At about the same time that Helios is to fly in Hawaii, NASA also plans to try flying a scramjet (short for supersonic combustion ramjet) for the first time. A technology in the works for 40 years but unproven outside a wind tunnel, scramjets can work only at high speeds that compress air in the engines without the need of turbine blades. The test vehicle, a 12-foot-long, hydrogen-powered dart, is basically a flying engine that compresses incoming air in a shock wave under its nose, ignites it with fuel in a 20-inch-long chamber in its midsection, and surfs on a fireball erupting under its tail.


Mach ups. The scramjet craft, dubbed the X-43A, is a vastly scaled-down remnant of a stillborn project of the Reagan administration, the National Aero-Space Plane, or NASP. It was aimed at building a full-scale, human-crewed craft able to reach speeds 25 times the speed of sound and convert to rocket power as it left the atmosphere and entered orbit. That project died in the early '90s as costs rose-NASA bit off more than it could chew-but engineers at NASA's Langley center remain convinced that scramjets can be built to operate at hypersonic speeds at least five times the speed of sound. The first flight will take place off the coast of California; the X-43A will be airdropped from a B-52 and initially powered by a rocket booster before the scramjet kicks in. If it works as hoped on the maiden flight, says Vince Rausch, manager of the Hyper-X program at Langley, "We are going to make aviation history. It will be the first aircraft to ever go seven times the speed of sound." Langley has built three X-43A craft, each of which will be lost in the Pacific Ocean after a single flight. The last test could reach 10 times the speed of sound-about 7,000 miles per hour.
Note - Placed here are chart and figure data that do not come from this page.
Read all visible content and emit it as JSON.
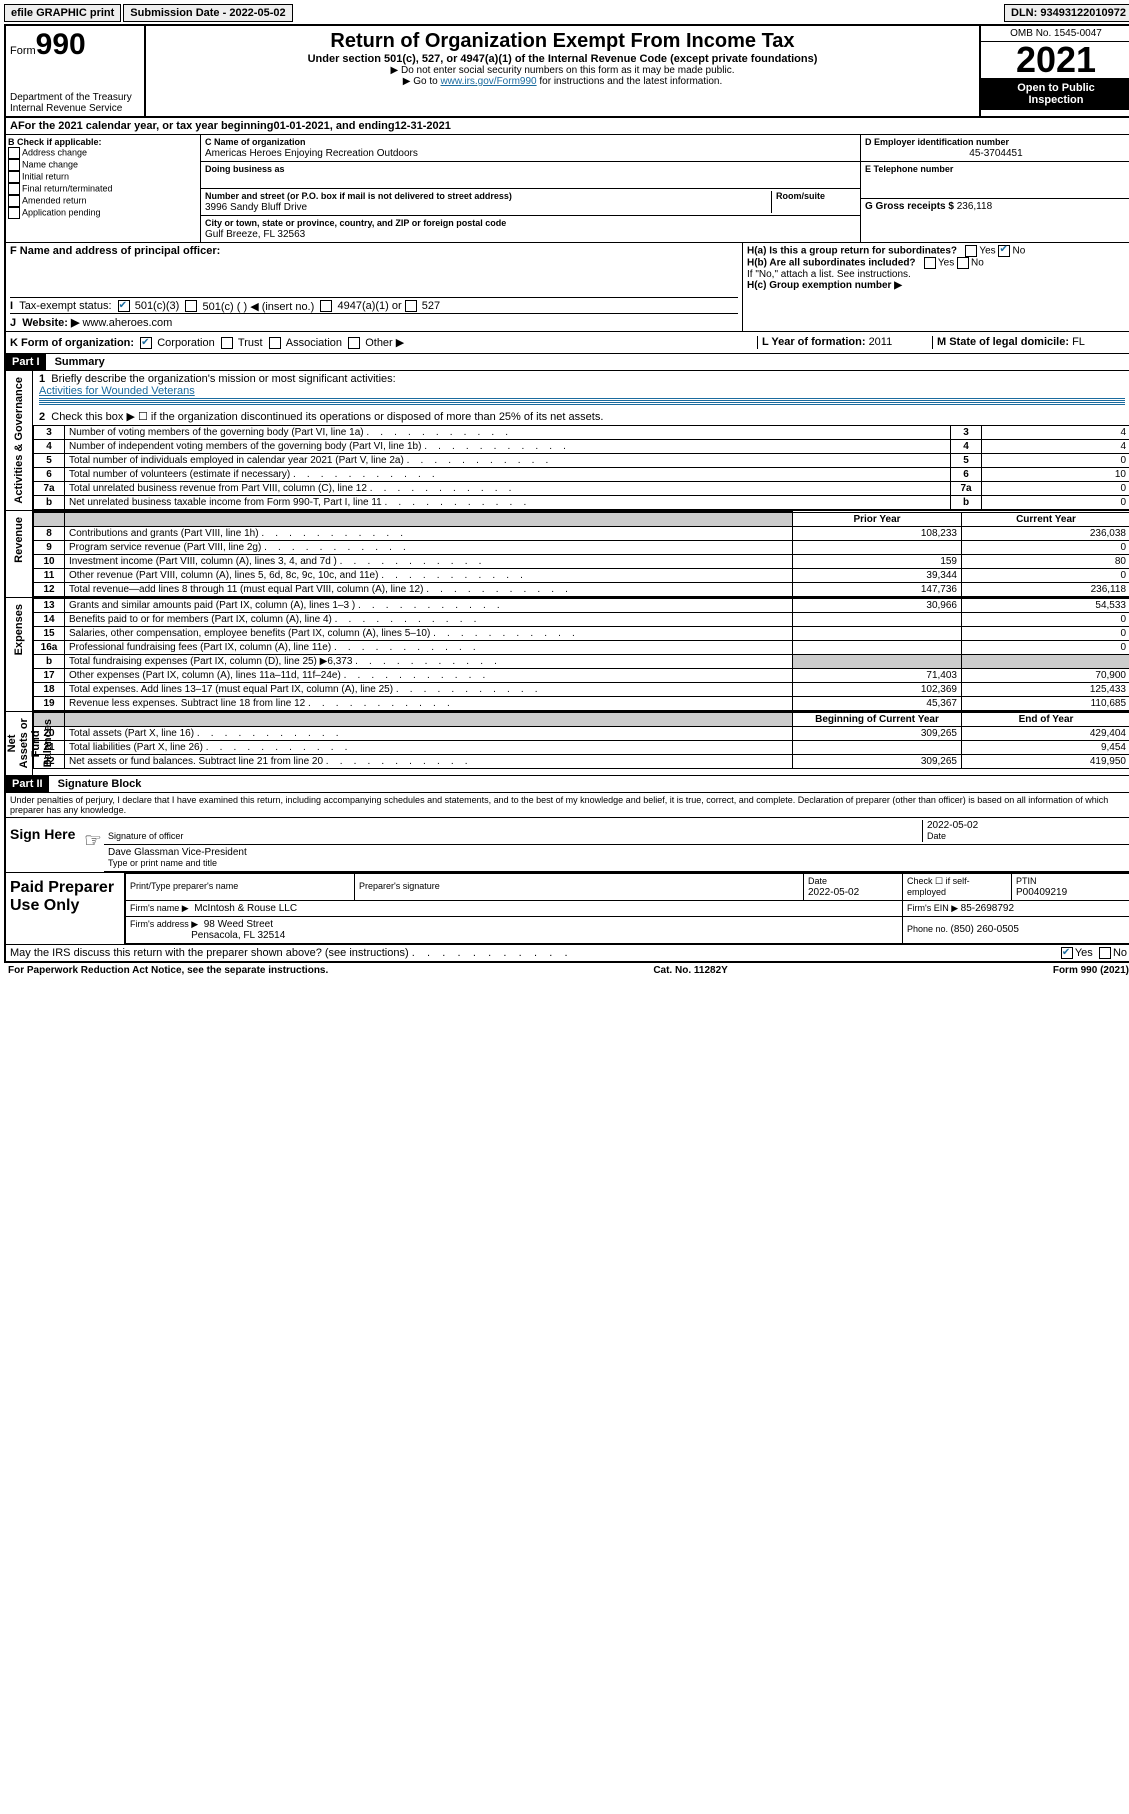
{
  "topbar": {
    "efile": "efile GRAPHIC print",
    "subdate_label": "Submission Date - ",
    "subdate": "2022-05-02",
    "dln_label": "DLN: ",
    "dln": "93493122010972"
  },
  "header": {
    "form_word": "Form",
    "form_no": "990",
    "dept": "Department of the Treasury",
    "irs": "Internal Revenue Service",
    "title": "Return of Organization Exempt From Income Tax",
    "sub1": "Under section 501(c), 527, or 4947(a)(1) of the Internal Revenue Code (except private foundations)",
    "sub2": "▶ Do not enter social security numbers on this form as it may be made public.",
    "sub3_pre": "▶ Go to ",
    "sub3_link": "www.irs.gov/Form990",
    "sub3_post": " for instructions and the latest information.",
    "omb": "OMB No. 1545-0047",
    "year": "2021",
    "inspect1": "Open to Public",
    "inspect2": "Inspection"
  },
  "A": {
    "text_pre": "For the 2021 calendar year, or tax year beginning ",
    "begin": "01-01-2021",
    "mid": " , and ending ",
    "end": "12-31-2021"
  },
  "B": {
    "label": "B Check if applicable:",
    "items": [
      "Address change",
      "Name change",
      "Initial return",
      "Final return/terminated",
      "Amended return",
      "Application pending"
    ]
  },
  "C": {
    "label": "C Name of organization",
    "name": "Americas Heroes Enjoying Recreation Outdoors",
    "dba_label": "Doing business as",
    "street_label": "Number and street (or P.O. box if mail is not delivered to street address)",
    "room_label": "Room/suite",
    "street": "3996 Sandy Bluff Drive",
    "city_label": "City or town, state or province, country, and ZIP or foreign postal code",
    "city": "Gulf Breeze, FL  32563"
  },
  "D": {
    "label": "D Employer identification number",
    "val": "45-3704451"
  },
  "E": {
    "label": "E Telephone number"
  },
  "G": {
    "label": "G Gross receipts $ ",
    "val": "236,118"
  },
  "F": {
    "label": "F  Name and address of principal officer:"
  },
  "H": {
    "a_label": "H(a)  Is this a group return for subordinates?",
    "b_label": "H(b)  Are all subordinates included?",
    "b_note": "If \"No,\" attach a list. See instructions.",
    "c_label": "H(c)  Group exemption number ▶",
    "yes": "Yes",
    "no": "No"
  },
  "I": {
    "label": "Tax-exempt status:",
    "opt1": "501(c)(3)",
    "opt2": "501(c) (  ) ◀ (insert no.)",
    "opt3": "4947(a)(1) or",
    "opt4": "527"
  },
  "J": {
    "label": "Website: ▶",
    "val": "www.aheroes.com"
  },
  "K": {
    "label": "K Form of organization:",
    "opts": [
      "Corporation",
      "Trust",
      "Association",
      "Other ▶"
    ],
    "checked": 0
  },
  "L": {
    "label": "L Year of formation: ",
    "val": "2011"
  },
  "M": {
    "label": "M State of legal domicile: ",
    "val": "FL"
  },
  "partI": {
    "hdr": "Part I",
    "title": "Summary"
  },
  "summary": {
    "q1_label": "Briefly describe the organization's mission or most significant activities:",
    "q1_val": "Activities for Wounded Veterans",
    "q2": "Check this box ▶ ☐  if the organization discontinued its operations or disposed of more than 25% of its net assets.",
    "side1": "Activities & Governance",
    "side2": "Revenue",
    "side3": "Expenses",
    "side4": "Net Assets or Fund Balances",
    "col_prior": "Prior Year",
    "col_current": "Current Year",
    "col_boy": "Beginning of Current Year",
    "col_eoy": "End of Year",
    "rows_top": [
      {
        "n": "3",
        "d": "Number of voting members of the governing body (Part VI, line 1a)",
        "v": "4"
      },
      {
        "n": "4",
        "d": "Number of independent voting members of the governing body (Part VI, line 1b)",
        "v": "4"
      },
      {
        "n": "5",
        "d": "Total number of individuals employed in calendar year 2021 (Part V, line 2a)",
        "v": "0"
      },
      {
        "n": "6",
        "d": "Total number of volunteers (estimate if necessary)",
        "v": "10"
      },
      {
        "n": "7a",
        "d": "Total unrelated business revenue from Part VIII, column (C), line 12",
        "v": "0"
      },
      {
        "n": "b",
        "d": "Net unrelated business taxable income from Form 990-T, Part I, line 11",
        "v": "0"
      }
    ],
    "rows_rev": [
      {
        "n": "8",
        "d": "Contributions and grants (Part VIII, line 1h)",
        "p": "108,233",
        "c": "236,038"
      },
      {
        "n": "9",
        "d": "Program service revenue (Part VIII, line 2g)",
        "p": "",
        "c": "0"
      },
      {
        "n": "10",
        "d": "Investment income (Part VIII, column (A), lines 3, 4, and 7d )",
        "p": "159",
        "c": "80"
      },
      {
        "n": "11",
        "d": "Other revenue (Part VIII, column (A), lines 5, 6d, 8c, 9c, 10c, and 11e)",
        "p": "39,344",
        "c": "0"
      },
      {
        "n": "12",
        "d": "Total revenue—add lines 8 through 11 (must equal Part VIII, column (A), line 12)",
        "p": "147,736",
        "c": "236,118"
      }
    ],
    "rows_exp": [
      {
        "n": "13",
        "d": "Grants and similar amounts paid (Part IX, column (A), lines 1–3 )",
        "p": "30,966",
        "c": "54,533"
      },
      {
        "n": "14",
        "d": "Benefits paid to or for members (Part IX, column (A), line 4)",
        "p": "",
        "c": "0"
      },
      {
        "n": "15",
        "d": "Salaries, other compensation, employee benefits (Part IX, column (A), lines 5–10)",
        "p": "",
        "c": "0"
      },
      {
        "n": "16a",
        "d": "Professional fundraising fees (Part IX, column (A), line 11e)",
        "p": "",
        "c": "0"
      },
      {
        "n": "b",
        "d": "Total fundraising expenses (Part IX, column (D), line 25) ▶6,373",
        "p": "GREY",
        "c": "GREY"
      },
      {
        "n": "17",
        "d": "Other expenses (Part IX, column (A), lines 11a–11d, 11f–24e)",
        "p": "71,403",
        "c": "70,900"
      },
      {
        "n": "18",
        "d": "Total expenses. Add lines 13–17 (must equal Part IX, column (A), line 25)",
        "p": "102,369",
        "c": "125,433"
      },
      {
        "n": "19",
        "d": "Revenue less expenses. Subtract line 18 from line 12",
        "p": "45,367",
        "c": "110,685"
      }
    ],
    "rows_net": [
      {
        "n": "20",
        "d": "Total assets (Part X, line 16)",
        "p": "309,265",
        "c": "429,404"
      },
      {
        "n": "21",
        "d": "Total liabilities (Part X, line 26)",
        "p": "",
        "c": "9,454"
      },
      {
        "n": "22",
        "d": "Net assets or fund balances. Subtract line 21 from line 20",
        "p": "309,265",
        "c": "419,950"
      }
    ]
  },
  "partII": {
    "hdr": "Part II",
    "title": "Signature Block"
  },
  "sig": {
    "jurat": "Under penalties of perjury, I declare that I have examined this return, including accompanying schedules and statements, and to the best of my knowledge and belief, it is true, correct, and complete. Declaration of preparer (other than officer) is based on all information of which preparer has any knowledge.",
    "sign_here": "Sign Here",
    "sig_officer": "Signature of officer",
    "date": "Date",
    "date_val": "2022-05-02",
    "name": "Dave Glassman  Vice-President",
    "name_label": "Type or print name and title"
  },
  "paid": {
    "title": "Paid Preparer Use Only",
    "h1": "Print/Type preparer's name",
    "h2": "Preparer's signature",
    "h3": "Date",
    "h3v": "2022-05-02",
    "h4": "Check ☐ if self-employed",
    "h5": "PTIN",
    "h5v": "P00409219",
    "firm_label": "Firm's name    ▶",
    "firm": "McIntosh & Rouse LLC",
    "ein_label": "Firm's EIN ▶ ",
    "ein": "85-2698792",
    "addr_label": "Firm's address ▶",
    "addr1": "98 Weed Street",
    "addr2": "Pensacola, FL  32514",
    "phone_label": "Phone no. ",
    "phone": "(850) 260-0505"
  },
  "footer": {
    "discuss": "May the IRS discuss this return with the preparer shown above? (see instructions)",
    "yes": "Yes",
    "no": "No",
    "pra": "For Paperwork Reduction Act Notice, see the separate instructions.",
    "cat": "Cat. No. 11282Y",
    "form": "Form 990 (2021)"
  }
}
All three of these aeronautics projects could someday be useful in space as well. Morphing airplanes could lead to morphing spaceships; a version of Helios could fly in the air of other planets, and scramjet-bolstered booster rockets could economically speed up through the atmosphere toward space. Says Terrence Hertz, chief of aerospace research and technology at NASA: The new aircraft "blur the line between aeronautics and space."

X-43A
Description: The first of three X-43A hypersonic research aircraft and its modified Pegasusđ booster rocket recently underwent combined systems testing while mounted to NASA's NB-52B carrier aircraft at the Dryden Flight Research Center, Edwards, California. The combined systems test was one of the last major milestones in the Hyper-X research program before the first X-43A flight. One of the major goals of the Hyper-X program is flight validation of airframe-integrated, air-breathing propulsion system, which so far have only been tested in ground facilities, such as wind tunnels. The X-43A flights will be the first actual flight tests of an aircraft powered by a revolutionary supersonic-combustion ramjet ("scramjet") engine capable of operating at hypersonic speeds above Mach 5 (five times the speed of sound). The X-43A design uses the underbody of the aircraft to form critical elements of the engine. The forebody shape helps compress the intake airflow, while the aft section acts as a nozzle to direct thrust. The 12-foot, unpiloted research vehicle was developed and built by MicroCraft Inc., Tullahoma, Tenn., under NASA contract. The booster, built by Orbital Sciences Corp., Dulles, Va., will accelerate the X-43A after the X-43A/booster "stack" is air-launched from NASA's venerable NB-52 mothership. The X-43A will separate from the rocket at a predetermined altitude and speed and fly a pre-programmed trajectory, conducting aerodynamic and propulsion experiments until it descends into the Pacific Ocean. Three research flights are planned, two at Mach 7 and one at Mach 10.